The strategy was to split these blocks and read them. if they contained block information then stick that in the block field, lot info stick in the lot field, etc.
This strategy is still good, but only part of a bigger strategy. Your data is about as raw as it gets. It looks like it was scanned with lots of error. So if this was me I would apply lots of different approaches to narrow the data down and continously clean it. There is no way to do this all at once. But lots of update queries and continue refinement may take what would be 100s of hours into a few hours.
To make this easier to work with I would create a new table that links to your primary table. This can be done with a make table query.
1) I would make a new table with
tblCleanProperties
saleNumber (foreign key)
descriptionOld (property description field)
Then I would add these fields
descriptionClean (clean version of the description)
blnLot (These are all yes no boolean fields)
blnBlock
blnSubdivision
blnCSM
blnTownShip
blnParcel
blnCondo
blnSection
blnAttachment
strLot (these are all the text fields containing that word)
strBlock
strSubdivision
strCondo
strAttachment
Sub-CK
valLot
valBlock
This way I can do lots of work on this table without messing with the main table. I then can then relate back to the main table by the primary key (which appears to be saleNumber)
1) Do lots of update queries to clean up the old description and put in descriptionClean. This is preprocessing. Doing it this way I will eventually work with the clean data, but have the old data available. Here are some examples.
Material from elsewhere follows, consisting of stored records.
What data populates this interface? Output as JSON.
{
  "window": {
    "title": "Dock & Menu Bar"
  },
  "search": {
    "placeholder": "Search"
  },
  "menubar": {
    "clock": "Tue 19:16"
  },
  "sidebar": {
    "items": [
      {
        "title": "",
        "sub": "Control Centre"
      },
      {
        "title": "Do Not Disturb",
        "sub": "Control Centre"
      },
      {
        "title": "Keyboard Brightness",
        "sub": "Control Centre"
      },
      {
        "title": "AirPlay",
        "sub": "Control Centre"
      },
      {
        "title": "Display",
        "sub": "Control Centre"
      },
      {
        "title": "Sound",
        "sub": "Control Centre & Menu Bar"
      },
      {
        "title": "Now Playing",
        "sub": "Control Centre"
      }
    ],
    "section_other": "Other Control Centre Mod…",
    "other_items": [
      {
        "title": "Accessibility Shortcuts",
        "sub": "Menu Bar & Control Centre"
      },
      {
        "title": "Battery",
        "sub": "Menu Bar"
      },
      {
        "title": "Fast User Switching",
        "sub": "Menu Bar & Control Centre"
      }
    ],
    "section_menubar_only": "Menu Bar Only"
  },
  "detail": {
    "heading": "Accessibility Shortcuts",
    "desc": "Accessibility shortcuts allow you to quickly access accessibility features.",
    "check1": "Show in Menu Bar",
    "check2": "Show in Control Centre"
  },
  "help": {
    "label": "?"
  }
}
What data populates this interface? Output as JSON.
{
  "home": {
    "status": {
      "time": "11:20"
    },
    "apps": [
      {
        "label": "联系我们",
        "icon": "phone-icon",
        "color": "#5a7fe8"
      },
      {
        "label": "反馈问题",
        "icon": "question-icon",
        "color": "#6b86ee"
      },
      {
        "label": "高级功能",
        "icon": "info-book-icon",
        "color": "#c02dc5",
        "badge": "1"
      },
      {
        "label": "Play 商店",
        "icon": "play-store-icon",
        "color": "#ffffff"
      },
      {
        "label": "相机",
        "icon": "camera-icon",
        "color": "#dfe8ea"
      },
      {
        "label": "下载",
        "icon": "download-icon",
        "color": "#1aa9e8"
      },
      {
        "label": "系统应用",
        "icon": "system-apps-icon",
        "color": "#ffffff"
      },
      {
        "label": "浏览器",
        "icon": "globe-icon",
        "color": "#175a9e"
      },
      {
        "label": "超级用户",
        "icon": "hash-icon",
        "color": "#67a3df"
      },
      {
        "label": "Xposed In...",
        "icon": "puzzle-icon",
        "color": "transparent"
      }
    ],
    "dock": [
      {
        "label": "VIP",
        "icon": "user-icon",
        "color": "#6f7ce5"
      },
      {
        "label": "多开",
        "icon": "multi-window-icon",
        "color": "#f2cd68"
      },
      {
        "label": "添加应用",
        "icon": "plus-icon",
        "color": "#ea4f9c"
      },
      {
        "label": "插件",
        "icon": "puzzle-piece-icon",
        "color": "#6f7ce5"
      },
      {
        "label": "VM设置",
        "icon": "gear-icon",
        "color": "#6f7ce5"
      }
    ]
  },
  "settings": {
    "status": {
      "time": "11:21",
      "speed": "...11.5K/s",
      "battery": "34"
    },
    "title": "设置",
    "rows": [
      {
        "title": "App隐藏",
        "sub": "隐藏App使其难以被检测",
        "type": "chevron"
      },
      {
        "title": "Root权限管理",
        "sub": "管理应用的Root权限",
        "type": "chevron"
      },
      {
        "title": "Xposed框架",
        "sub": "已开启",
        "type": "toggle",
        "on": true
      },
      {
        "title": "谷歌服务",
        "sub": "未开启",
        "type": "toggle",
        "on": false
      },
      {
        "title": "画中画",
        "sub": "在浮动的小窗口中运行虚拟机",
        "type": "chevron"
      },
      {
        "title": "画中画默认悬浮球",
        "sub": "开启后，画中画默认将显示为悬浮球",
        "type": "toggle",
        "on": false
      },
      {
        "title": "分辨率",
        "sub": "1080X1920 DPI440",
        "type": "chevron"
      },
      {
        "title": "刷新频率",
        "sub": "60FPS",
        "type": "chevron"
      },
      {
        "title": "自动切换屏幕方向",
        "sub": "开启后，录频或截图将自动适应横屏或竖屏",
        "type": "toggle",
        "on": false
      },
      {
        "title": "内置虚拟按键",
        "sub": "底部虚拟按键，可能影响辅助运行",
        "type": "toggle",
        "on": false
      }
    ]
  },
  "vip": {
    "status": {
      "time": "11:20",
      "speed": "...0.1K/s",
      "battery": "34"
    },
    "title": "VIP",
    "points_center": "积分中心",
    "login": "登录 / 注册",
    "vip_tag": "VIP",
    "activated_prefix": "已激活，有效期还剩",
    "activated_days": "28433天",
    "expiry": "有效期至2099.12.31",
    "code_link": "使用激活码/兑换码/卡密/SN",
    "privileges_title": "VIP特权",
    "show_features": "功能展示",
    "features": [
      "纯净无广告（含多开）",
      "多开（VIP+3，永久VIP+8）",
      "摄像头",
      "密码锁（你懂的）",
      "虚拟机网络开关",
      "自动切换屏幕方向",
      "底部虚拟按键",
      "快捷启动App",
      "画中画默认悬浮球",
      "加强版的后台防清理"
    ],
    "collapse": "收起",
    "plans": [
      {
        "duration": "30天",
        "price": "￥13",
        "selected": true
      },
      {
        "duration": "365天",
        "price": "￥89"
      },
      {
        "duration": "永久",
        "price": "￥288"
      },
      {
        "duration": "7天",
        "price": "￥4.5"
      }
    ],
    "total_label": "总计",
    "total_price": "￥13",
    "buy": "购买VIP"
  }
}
Update the attachement field
Code:
UPDATE qrySubDivision SET qrySubDivision.descriptionNew = "SEE ATTACHED", qrySubDivision.blnAttachment = True
WHERE (((qrySubDivision.descriptionOld) Like "*Atta*"));
This puts "SEE ATTACHED" in the new description field and puts a check mark in the yes no "blnAttachment" field
Now it will be a lot easier later to look for attachments
Code:
descriptionOld descriptionNew
LIGGAL DESCRIPTION ATTACHED SEE ATTACHED
SBB ATTACHBD SEE ATTACHED
SDEE LEGAL ATTALHED SEE ATTACHED
SEB ATTACHBD SEE ATTACHED
So now go back and do some looking at the data and see what you missed. I still see some that have "Addendum", and I assume logically get treated the same way
So
descriptionOld
SEE ADDENDUM A
SEE ADDEND W A
SEE ADDENDUM
ADDENDLLWL
Code:
UPDATE qrySubDivision SET qrySubDivision.descriptionNew = "SEE ATTACHED", qrySubDivision.blnAttachment = True
WHERE (((qrySubDivision.descriptionOld) Like "*ADDEN*"));
So look again trying "*See A"
and still
Code:
descriptionOld
SEE ATACHED
SEE ATTHCHE17
SEE ATTR4CHED
SEE AMACFGD
SEE AMACHM M
SEE ARTACL#D
SEE ATJ77CHED
SEE ATT14CHED
SEE AIJACHED
SEE ATTHCH6D
SEE AITACHED LEGAL DESCRIMICJN
SEE ATIIACHED
SEE A MACIMMVR
run another update
Get the idea? Search, Update.
Eventually I will have much cleaner description field to work with. Plus a boolean field to quickly query. But this may require a couple of hours, but it will be worth it in the long run.
Some may not be able to get clean so then just dump the old description field into the cleanDescription field (where the clean description field is Null)
Then Start identifying if it contains block, lot, subdivision etc.
Now you will have a boolean field that can be used to determine if you need to worry about it.
Code:
UPDATE tblCleanProperties SET tblCleanProperties.blnSubDivision = True
WHERE (((tblCleanProperties.descriptionOld) Like "*SUBDI*"));
Code:
UPDATE tblCleanProperties SET tblCleanProperties.blnBlock = True
WHERE (((tblCleanProperties.descriptionOld) Like "* block *" Or (tblCleanProperties.descriptionOld) Like "* blk *"));
after doing all that you can run the code. Has to be modified a little now, but basic idea. Now however if there is a yes in subdivision and an NA in the text field you can query and see the problem.
Once done you can use the boolean fields to do update queries on the sub division field. (if blnCSM = true then strSubdivision becomes N/A)
Then you can do a series of update queries to get
strBlock: "Block (14)"
to
valBlock: "14"
You will see that will take a lot of work as well.